- CD single cover

Single by Deborah Conway

from the album String of Pearls
- B-side: "Deborah Conway's Nightmare #347"
- Released: 27 May 1991
- Label: Mushroom
- Songwriter(s): Deborah Conway, Scott Cutler
- Producer(s): Richard Pleasance

Deborah Conway singles chronology
| "Feel Like Makin' Love" (1990) | "It's Only the Beginning" (1991) | "Under My Skin" (1991) |

= It's Only the Beginning =

1991 single by Deborah Conway

"It's Only the Beginning" is a song by Australian singer-songwriter Deborah Conway. It was released as the first single from her debut studio album, String of Pearls (1991), and peaked at number 19 in Australia in August 1991. At the ARIA Music Awards of 1992, the song was nominated for four awards: Single of the Year and Song of the Year, losing out to Yothu Yindi's "Treaty", and Breakthrough Artist – Single, losing out to Baby Animals' "Early Warning", while Richard Pleasance was nominated for Producer of the Year but lost to Simon Hussey.

==Background==
The song was written by Deborah Conway and American songwriter Scott Cutler.
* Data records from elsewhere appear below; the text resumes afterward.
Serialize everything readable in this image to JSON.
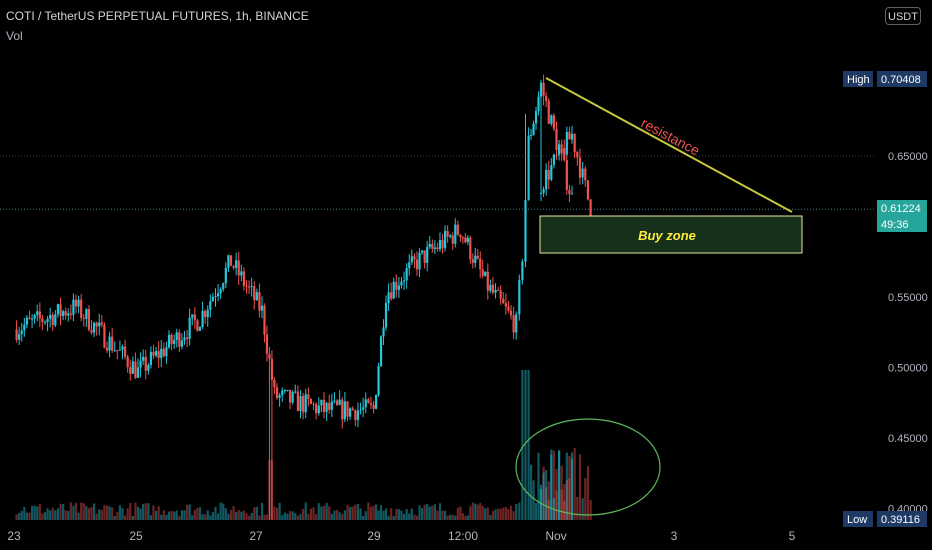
{
  "header": {
    "symbol_line": "COTI / TetherUS PERPETUAL FUTURES, 1h, BINANCE",
    "indicator": "Vol",
    "currency_button": "USDT"
  },
  "price_axis": {
    "ticks": [
      "0.65000",
      "0.55000",
      "0.50000",
      "0.45000",
      "0.40000"
    ],
    "high_label": "High",
    "high_value": "0.70408",
    "low_label": "Low",
    "low_value": "0.39116",
    "last_price": "0.61224",
    "countdown": "49:36"
  },
  "time_axis": {
    "ticks": [
      "23",
      "25",
      "27",
      "29",
      "12:00",
      "Nov",
      "3",
      "5"
    ]
  },
  "annotations": {
    "resistance_label": "resistance",
    "zone_label": "Buy zone"
  },
  "colors": {
    "up": "#26c6da",
    "down": "#ef5350",
    "trendline": "#c8c83c",
    "zone_border": "#e8e4a8",
    "zone_fill": "#16301a",
    "zone_text": "#ffeb3b",
    "resistance_text": "#ef5350",
    "circle": "#5cb85c",
    "last_price_bg": "#26a69a",
    "high_low_bg": "#1e3a64"
  },
  "chart_data": {
    "type": "candlestick",
    "title": "COTI / TetherUS PERPETUAL FUTURES, 1h, BINANCE",
    "ylabel": "USDT",
    "ylim": [
      0.39116,
      0.71
    ],
    "x_ticks": [
      "23",
      "25",
      "27",
      "29",
      "12:00",
      "Nov",
      "3",
      "5"
    ],
    "price_path_anchors": [
      {
        "x": "23",
        "close": 0.527
      },
      {
        "x": "24",
        "close": 0.543
      },
      {
        "x": "24.5",
        "close": 0.52
      },
      {
        "x": "25",
        "close": 0.497
      },
      {
        "x": "26",
        "close": 0.535
      },
      {
        "x": "26.5",
        "close": 0.575
      },
      {
        "x": "27",
        "close": 0.54
      },
      {
        "x": "27.2",
        "close": 0.48
      },
      {
        "x": "28",
        "close": 0.47
      },
      {
        "x": "28.8",
        "close": 0.47
      },
      {
        "x": "29",
        "close": 0.553
      },
      {
        "x": "29.5",
        "close": 0.575
      },
      {
        "x": "12:00",
        "close": 0.598
      },
      {
        "x": "30.6",
        "close": 0.56
      },
      {
        "x": "31.1",
        "close": 0.53
      },
      {
        "x": "31.2",
        "close": 0.58
      },
      {
        "x": "31.3",
        "close": 0.66
      },
      {
        "x": "31.5",
        "close": 0.7
      },
      {
        "x": "Nov",
        "close": 0.62
      },
      {
        "x": "1.5",
        "close": 0.63
      },
      {
        "x": "2",
        "close": 0.665
      },
      {
        "x": "2.3",
        "close": 0.61224
      }
    ],
    "high": 0.70408,
    "low": 0.39116,
    "last_price": 0.61224,
    "volume": "shown as histogram with spike near Nov"
  }
}
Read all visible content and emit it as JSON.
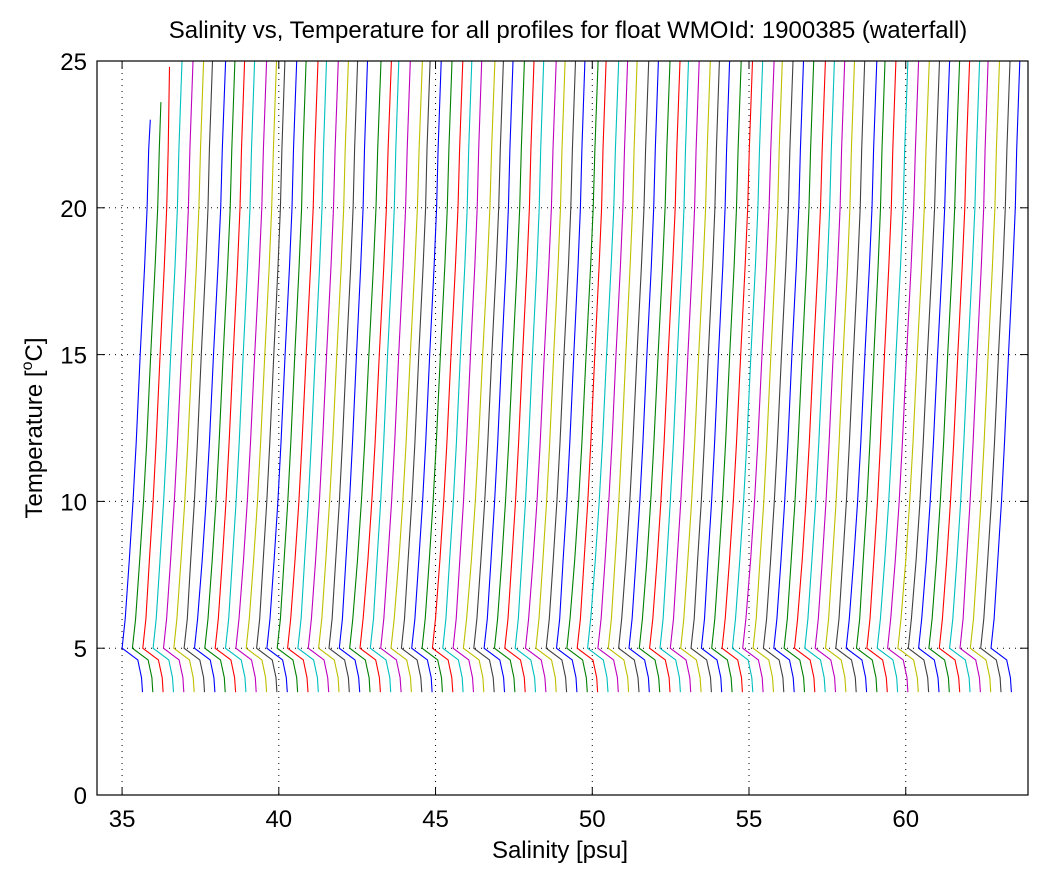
{
  "chart_data": {
    "type": "line",
    "title": "Salinity vs, Temperature for all profiles for float WMOId: 1900385 (waterfall)",
    "xlabel": "Salinity [psu]",
    "ylabel_main": "Temperature [",
    "ylabel_sup": "o",
    "ylabel_end": "C]",
    "xlim": [
      34.2,
      63.9
    ],
    "ylim": [
      0,
      25
    ],
    "xticks": [
      35,
      40,
      45,
      50,
      55,
      60
    ],
    "yticks": [
      0,
      5,
      10,
      15,
      20,
      25
    ],
    "grid": true,
    "waterfall": {
      "profile_count": 85,
      "base_salinity": 34.9,
      "offset_per_profile": 0.33,
      "color_cycle": [
        "#0000ff",
        "#008000",
        "#ff0000",
        "#00bfbf",
        "#bf00bf",
        "#bfbf00",
        "#404040"
      ]
    },
    "profile_shape": {
      "temperature": [
        3.5,
        4.0,
        4.6,
        5.0,
        6.0,
        8.0,
        10.0,
        12.0,
        15.0,
        18.0,
        20.0,
        22.0,
        25.0
      ],
      "salinity_delta": [
        0.75,
        0.72,
        0.6,
        0.1,
        0.2,
        0.33,
        0.45,
        0.55,
        0.68,
        0.82,
        0.9,
        0.95,
        1.05
      ]
    }
  }
}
When the song was first completed, Conway said she felt "embarrassed", lamenting to her former Do-Re-Mi bandmate Dorland Bray: "It's so happy, I can't cope, what am I doing?". Together, they rewrote the song. "I tried to cloak it, disguise its happiness," Conway recalls, but she finally gave in to the joy of it. "The recorded version is the original lyric without the de-happifying of it."

==Track listings==
7-inch, CD, and cassette single
1. "It's Only the Beginning"
2. "Deborah Conway's Nightmare #347"

==Charts==

| Chart (1991) | Peak position |
|---|---|
| Australia (ARIA) | 19 |

==Cover versions==
- Beccy Cole covered the song for her 2010 album Preloved.